I’m still amazed at the frenetic pace of my life sometimes. I wonder does everyone else feel the same way about how quickly and how many things we go through on a daily, weekly and monthly basis? Is it really within our power to simply our lives by saying “no” to people and circumstances?
I begin with this subtitle because it is what many of us are most familiar with. Our parents. Our siblings. Our cousins. Our aunts and uncles. Family consists of many different titles but the urgency is usually the same. I really can’t say “no” to family but I can try to set boundaries and perhaps corral requests as a cattle farmer herds his cows. This is never an easy task, however, and I caution that some forethought should be involved before speaking. My standard habit is to ingest the request(s) and let it filter through my mind while managing small talk in between. If it’s a low-key item or two, I can easily respond in the positive. If it’s more complicated, I usually stall an answer and say I’ll get back to them on that or some other clever response. In my heart I would never really want to be able to say no to beloved family since I do love them and truly desire to help them through the bumps of this physical life we lead.
Being in my thirties now I’m definitely learning some hard lessons in the friends department as well as enjoying the immense blessings. I’ve read many a magazine article that breaks down all the “types” of friends one can have and how to mitigate conflicts that may arise. Many times I try to pre-empt my colleagues by offering to be available whether by verbal communication or by spirit in prayer because I do want them to know that I’m not just a fair-weather type of friend. Yet life has a way of predetermining which friends can weather my personal storms of life and I need to just let go and know it’s okay to say “no” inside when I wonder if I should reach out one more time. Also, if a friend is a constant drain on energy sources then it may be time to set some distance to help recharge and reassess the relationship. Again, never easy.
Our jobs seem to have spilled over into our personal lives since the advent of cell phones, internet communication and long, unnecessary hours. Add to that the scarce holiday, vacation and personal days and we have a society filled with stressed singles, marrieds and parents that try to balance their lives with the constant demand of “the man”. I’m not a sage in this department as my past decade of life included working in the halls of the U.S. Congress, Treasury Department and countless corporate firms where money and hours spent at your job was your merit. I still can taste the bitterness in my mouth of biting my tongue when the days would grind on endlessly and the boss was a nightmare and I in turn reflected nightmarish tendencies. At the same time, I remember the day I submitted my resignation when I became pregnant with my son. I had been looking forward to it for weeks, I knew it was the right choice for me at the time. Weighing all the pros and cons, I decided it was time to say “no” and consider other options in the aftermath. I have never regretted the decision. This is not shared with you to encourage quitting your job in a tough economy such as ours, however, I hope it can inspire you to really examine what is important to you, your family and what type of career would truly complement your zest for life.

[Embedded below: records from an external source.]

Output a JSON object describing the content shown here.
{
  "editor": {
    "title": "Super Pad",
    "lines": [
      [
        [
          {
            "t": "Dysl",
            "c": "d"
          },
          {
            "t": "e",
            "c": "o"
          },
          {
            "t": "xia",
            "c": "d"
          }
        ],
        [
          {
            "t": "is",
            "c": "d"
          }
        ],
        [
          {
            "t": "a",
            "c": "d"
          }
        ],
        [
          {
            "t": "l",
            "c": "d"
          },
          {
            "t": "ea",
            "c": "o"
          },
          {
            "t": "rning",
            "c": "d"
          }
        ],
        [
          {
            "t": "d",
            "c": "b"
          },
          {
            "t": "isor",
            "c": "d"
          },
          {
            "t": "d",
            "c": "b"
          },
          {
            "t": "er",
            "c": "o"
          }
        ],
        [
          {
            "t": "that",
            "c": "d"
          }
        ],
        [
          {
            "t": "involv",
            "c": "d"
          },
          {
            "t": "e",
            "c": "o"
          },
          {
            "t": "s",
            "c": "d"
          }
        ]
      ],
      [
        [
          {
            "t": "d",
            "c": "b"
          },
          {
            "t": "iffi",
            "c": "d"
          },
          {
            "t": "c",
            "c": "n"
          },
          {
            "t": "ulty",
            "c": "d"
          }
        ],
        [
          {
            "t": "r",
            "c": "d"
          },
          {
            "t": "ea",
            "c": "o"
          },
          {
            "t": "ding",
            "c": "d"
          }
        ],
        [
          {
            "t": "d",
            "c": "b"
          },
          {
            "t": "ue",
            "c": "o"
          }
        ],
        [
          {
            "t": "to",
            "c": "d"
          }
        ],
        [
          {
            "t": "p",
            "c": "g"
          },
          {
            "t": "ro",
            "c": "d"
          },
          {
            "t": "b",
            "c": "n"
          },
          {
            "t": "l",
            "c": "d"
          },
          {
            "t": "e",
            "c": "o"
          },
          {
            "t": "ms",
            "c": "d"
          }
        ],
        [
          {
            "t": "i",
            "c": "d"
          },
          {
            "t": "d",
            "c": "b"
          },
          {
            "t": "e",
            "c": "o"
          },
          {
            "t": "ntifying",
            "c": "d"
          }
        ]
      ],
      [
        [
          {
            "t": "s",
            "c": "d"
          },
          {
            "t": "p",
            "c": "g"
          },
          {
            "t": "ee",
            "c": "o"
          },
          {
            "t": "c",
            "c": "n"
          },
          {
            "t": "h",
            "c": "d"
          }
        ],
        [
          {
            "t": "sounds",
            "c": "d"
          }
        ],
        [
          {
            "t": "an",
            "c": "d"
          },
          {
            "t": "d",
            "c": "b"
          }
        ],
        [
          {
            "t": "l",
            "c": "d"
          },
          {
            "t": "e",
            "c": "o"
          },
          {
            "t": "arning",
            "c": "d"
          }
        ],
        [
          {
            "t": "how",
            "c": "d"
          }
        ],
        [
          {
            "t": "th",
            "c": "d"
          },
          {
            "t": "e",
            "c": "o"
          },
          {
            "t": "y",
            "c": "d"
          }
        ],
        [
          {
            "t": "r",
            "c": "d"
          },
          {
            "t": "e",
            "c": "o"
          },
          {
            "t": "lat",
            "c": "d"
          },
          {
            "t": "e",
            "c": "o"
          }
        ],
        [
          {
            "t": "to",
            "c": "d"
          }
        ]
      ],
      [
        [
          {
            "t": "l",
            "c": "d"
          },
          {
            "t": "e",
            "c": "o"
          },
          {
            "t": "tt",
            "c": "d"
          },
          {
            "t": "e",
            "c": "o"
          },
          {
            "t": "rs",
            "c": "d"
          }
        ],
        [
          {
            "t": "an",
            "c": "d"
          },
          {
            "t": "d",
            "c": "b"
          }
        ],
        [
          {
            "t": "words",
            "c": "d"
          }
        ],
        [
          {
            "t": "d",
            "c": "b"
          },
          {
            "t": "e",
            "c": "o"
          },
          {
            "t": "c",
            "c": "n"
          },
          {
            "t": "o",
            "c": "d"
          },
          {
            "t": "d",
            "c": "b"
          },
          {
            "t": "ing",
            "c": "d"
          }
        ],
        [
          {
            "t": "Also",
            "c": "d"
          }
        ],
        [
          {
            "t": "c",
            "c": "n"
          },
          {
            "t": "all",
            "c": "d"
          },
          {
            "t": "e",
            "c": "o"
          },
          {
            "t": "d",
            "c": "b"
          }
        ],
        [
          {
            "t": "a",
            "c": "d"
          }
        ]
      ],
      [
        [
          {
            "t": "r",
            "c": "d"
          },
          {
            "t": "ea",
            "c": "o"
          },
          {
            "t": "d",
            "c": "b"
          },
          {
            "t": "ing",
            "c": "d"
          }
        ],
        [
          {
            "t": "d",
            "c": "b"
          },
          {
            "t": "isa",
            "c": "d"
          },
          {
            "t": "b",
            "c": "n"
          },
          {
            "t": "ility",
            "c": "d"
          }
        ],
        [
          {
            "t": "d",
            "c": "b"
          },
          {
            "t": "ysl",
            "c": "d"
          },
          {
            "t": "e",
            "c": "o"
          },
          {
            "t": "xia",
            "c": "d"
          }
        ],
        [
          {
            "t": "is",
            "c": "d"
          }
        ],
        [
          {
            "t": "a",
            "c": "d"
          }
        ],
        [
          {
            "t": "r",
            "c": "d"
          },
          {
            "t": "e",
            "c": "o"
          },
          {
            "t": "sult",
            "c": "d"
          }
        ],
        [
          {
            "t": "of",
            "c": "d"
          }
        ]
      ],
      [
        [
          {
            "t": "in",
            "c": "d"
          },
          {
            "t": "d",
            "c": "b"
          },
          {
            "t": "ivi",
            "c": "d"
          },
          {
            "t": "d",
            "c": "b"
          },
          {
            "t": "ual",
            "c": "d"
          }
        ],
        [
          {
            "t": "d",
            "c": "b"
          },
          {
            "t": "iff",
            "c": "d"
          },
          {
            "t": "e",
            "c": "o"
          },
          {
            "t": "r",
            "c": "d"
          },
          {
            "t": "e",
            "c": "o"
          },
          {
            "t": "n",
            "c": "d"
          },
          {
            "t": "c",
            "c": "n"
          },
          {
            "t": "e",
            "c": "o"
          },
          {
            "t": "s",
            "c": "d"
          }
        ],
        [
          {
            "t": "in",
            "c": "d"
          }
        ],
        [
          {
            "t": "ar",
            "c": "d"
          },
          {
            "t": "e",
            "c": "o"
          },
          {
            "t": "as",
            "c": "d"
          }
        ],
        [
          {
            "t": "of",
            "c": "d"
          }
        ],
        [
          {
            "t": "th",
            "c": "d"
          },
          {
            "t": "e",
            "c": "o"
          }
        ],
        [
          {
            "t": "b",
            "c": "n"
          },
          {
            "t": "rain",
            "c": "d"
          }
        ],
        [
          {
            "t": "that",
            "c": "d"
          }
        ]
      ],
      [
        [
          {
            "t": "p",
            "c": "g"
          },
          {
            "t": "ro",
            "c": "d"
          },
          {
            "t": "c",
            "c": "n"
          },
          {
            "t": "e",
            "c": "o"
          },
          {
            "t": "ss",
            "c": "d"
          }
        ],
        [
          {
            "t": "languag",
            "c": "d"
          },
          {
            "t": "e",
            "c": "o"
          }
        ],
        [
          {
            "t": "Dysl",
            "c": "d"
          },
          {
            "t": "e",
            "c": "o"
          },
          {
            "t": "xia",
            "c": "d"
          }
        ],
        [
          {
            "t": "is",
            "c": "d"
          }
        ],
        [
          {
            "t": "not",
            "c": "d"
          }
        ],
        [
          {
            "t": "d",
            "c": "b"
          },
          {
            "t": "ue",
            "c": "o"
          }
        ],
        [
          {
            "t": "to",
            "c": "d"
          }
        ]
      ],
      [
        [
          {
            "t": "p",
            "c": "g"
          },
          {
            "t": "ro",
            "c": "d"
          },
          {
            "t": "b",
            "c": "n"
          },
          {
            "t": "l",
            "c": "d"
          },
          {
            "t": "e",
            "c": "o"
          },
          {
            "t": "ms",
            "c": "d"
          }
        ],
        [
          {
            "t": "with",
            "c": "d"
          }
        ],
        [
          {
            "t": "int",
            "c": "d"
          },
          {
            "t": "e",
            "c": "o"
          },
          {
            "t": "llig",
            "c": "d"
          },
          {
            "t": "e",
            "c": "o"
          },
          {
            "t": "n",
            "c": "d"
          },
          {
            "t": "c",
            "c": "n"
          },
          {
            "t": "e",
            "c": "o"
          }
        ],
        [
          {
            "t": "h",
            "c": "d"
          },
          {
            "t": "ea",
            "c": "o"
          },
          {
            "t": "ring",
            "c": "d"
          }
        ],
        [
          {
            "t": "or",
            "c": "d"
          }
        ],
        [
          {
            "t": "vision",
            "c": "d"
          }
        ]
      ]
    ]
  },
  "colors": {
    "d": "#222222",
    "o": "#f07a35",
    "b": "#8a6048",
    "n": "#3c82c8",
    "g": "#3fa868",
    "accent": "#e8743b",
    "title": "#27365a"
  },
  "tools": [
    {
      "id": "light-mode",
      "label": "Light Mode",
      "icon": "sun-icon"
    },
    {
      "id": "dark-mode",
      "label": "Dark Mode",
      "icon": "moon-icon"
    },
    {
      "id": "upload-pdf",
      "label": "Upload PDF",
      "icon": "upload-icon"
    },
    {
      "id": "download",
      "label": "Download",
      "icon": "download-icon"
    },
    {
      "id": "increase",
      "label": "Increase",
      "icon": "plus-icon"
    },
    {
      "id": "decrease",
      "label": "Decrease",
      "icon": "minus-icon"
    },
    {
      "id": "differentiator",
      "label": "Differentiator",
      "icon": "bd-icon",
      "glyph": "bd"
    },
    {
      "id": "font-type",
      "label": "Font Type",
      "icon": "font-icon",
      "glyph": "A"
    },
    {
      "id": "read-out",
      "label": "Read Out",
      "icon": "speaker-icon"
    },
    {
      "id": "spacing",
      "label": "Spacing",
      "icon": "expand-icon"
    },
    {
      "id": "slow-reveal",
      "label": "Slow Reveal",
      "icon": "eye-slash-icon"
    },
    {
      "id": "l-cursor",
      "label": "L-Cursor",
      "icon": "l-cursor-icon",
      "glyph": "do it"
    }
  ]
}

The art of saying “no” is the soapbox for many writers, psychologists and others. You can certainly find a book that suits your needs or a CD set that talks about how to get a better grip on your hectic life and hopefully help you lessen the load.
My personal experience is that I seem to move things off my plate just in time to welcome new things. Perhaps the goal should be to find a “balanced diet” on this life plate that sustains itself through the years. As my family and close friends know, my spirit always relies on the strength of our Lord as God has an inextinguishable amount of energy sourced by the Universe and Creation itself. But that is my way of living, you can only know your way yourself.
So my conclusion is that saying “no” is the wrong focus, rather how can we say “yes” and follow through?